Verify: run a 10-turn multi-tool task with strict: false, then again with strict: true. If the strict run completes more tool calls successfully, the lenient mode was hurting you.
Bonus: pricing summary#
| Item | Rate |
|---|---|
| Input (cache miss) | $0.95/M |
| Input (cache hit) | $0.16/M |
| Output | $4.00/M |
| Context window | 256K |
Real rates as of 2026-05-20. Plug them into your cost tracker — the OpenAI-default Sonnet rates in many adapters over-bill kimi by ~5×, triggering false budget pauses.
Common Mistakes#
Trusting kimi’s self-report about its own quirks. Asked “do you need reasoning_content echoed?” kimi answers false. Reality (per docs, LiteLLM #26156, and every framework we audited) is true. Verify against the actual 400 response, not the model’s introspection.
Adopting prompt_cache_key on the assumption it always helps. Validated 44% cost regression in coding workloads. If your prompt is dynamic per-task, the cache never hits and the key actively hurts.

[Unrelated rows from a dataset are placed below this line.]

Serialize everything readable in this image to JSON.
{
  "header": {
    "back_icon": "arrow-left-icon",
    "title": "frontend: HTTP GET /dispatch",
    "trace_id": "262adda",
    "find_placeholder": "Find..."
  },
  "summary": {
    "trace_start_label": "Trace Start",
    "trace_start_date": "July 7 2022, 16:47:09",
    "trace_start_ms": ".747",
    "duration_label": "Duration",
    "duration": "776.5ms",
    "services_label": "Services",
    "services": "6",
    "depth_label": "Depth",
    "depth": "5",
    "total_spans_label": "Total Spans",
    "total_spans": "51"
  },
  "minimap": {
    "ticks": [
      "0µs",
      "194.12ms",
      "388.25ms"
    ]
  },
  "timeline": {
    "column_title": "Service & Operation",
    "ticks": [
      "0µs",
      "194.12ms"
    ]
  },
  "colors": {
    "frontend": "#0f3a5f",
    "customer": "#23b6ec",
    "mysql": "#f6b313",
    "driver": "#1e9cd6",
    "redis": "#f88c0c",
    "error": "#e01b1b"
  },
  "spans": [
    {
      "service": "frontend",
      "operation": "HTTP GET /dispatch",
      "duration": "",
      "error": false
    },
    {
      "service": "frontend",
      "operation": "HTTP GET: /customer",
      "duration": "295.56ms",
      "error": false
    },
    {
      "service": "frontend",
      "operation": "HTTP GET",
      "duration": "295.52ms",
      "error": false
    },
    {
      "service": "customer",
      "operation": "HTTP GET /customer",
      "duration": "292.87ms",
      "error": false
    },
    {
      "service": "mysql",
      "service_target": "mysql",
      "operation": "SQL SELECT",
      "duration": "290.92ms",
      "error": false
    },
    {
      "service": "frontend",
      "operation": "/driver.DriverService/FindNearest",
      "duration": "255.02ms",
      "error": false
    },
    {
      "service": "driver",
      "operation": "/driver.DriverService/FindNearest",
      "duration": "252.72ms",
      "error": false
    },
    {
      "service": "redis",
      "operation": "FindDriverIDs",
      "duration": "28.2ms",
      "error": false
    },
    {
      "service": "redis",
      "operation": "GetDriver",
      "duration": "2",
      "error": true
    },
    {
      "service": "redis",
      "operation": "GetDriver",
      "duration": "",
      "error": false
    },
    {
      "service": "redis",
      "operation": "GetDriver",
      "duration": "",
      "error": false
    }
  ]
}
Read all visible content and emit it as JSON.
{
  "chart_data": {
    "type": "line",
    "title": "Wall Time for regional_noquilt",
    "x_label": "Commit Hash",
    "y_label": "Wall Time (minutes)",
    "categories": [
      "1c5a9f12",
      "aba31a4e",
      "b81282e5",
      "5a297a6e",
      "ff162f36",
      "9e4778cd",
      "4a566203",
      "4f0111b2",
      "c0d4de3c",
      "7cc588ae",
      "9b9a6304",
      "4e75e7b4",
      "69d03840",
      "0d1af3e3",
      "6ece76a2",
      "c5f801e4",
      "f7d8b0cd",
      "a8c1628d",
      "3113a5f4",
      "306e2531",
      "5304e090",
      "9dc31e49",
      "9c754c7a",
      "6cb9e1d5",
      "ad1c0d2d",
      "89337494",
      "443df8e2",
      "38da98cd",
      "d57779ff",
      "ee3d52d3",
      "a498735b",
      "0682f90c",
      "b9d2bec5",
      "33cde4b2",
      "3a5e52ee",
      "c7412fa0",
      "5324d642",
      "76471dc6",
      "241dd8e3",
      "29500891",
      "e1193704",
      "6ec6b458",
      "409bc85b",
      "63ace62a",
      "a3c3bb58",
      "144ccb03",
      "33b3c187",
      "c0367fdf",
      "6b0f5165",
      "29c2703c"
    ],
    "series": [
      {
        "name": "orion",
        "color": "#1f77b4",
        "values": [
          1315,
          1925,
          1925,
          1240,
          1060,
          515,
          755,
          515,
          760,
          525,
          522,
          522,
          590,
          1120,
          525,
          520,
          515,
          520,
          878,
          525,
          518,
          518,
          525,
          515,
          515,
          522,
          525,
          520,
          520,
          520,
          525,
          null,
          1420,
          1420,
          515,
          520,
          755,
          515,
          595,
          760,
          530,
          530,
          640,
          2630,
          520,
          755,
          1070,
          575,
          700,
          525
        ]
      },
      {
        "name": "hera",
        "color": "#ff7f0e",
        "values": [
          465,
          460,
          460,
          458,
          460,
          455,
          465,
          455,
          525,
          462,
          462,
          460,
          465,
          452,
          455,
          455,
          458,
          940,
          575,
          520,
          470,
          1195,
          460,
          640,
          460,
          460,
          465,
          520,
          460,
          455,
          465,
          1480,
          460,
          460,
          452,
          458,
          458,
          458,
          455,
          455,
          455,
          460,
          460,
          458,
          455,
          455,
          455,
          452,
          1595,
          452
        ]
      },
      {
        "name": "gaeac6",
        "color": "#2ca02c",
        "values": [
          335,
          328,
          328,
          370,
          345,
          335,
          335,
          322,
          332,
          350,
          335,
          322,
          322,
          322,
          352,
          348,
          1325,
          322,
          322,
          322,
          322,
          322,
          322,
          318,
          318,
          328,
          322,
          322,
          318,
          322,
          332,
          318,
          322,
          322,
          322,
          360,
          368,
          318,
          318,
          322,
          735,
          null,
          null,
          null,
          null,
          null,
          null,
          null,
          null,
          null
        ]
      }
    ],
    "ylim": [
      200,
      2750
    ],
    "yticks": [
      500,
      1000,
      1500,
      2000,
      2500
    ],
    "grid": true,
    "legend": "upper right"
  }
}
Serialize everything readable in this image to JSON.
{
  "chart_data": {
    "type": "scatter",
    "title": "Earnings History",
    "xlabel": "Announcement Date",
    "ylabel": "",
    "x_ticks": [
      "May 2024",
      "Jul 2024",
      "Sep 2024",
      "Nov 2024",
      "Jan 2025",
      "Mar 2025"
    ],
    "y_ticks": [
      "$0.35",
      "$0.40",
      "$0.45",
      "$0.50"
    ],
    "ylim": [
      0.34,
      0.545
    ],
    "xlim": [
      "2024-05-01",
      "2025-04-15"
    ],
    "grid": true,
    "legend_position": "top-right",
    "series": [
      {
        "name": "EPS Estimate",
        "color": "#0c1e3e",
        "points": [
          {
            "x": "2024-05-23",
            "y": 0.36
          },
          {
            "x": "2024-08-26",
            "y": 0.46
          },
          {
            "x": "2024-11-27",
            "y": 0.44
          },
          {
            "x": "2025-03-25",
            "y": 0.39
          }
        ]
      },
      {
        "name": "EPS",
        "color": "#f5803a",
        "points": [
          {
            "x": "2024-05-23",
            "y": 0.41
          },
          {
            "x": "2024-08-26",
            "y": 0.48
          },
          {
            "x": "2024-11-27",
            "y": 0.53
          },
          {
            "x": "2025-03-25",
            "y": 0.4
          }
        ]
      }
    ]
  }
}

Defaulting max_tokens to OpenAI’s 2048. Reasoning models share that budget with reasoning. 2048 silently truncates everything. The runtime sees “no tool calls” and concludes “model gave up” — wrong diagnosis, wrong fix.
Skipping the rate-card audit. Adapters that fall back to Sonnet rates over-bill kimi by ~5×. The tracker’s cost number is fictional until you add an explicit {0.95, 4.00, ..., 0.16} entry for kimi-k2.6.
Running prompt-rich (d4/scaffolded) prompts on kimi. The matrix proved this is 12× more expensive on tier-2 with zero quality improvement. Kimi is a reasoning model — same asymmetry as sonnet, grok-reasoning, deepseek-reasoner. Thin directive prompts win; rich examples-heavy prompts hurt.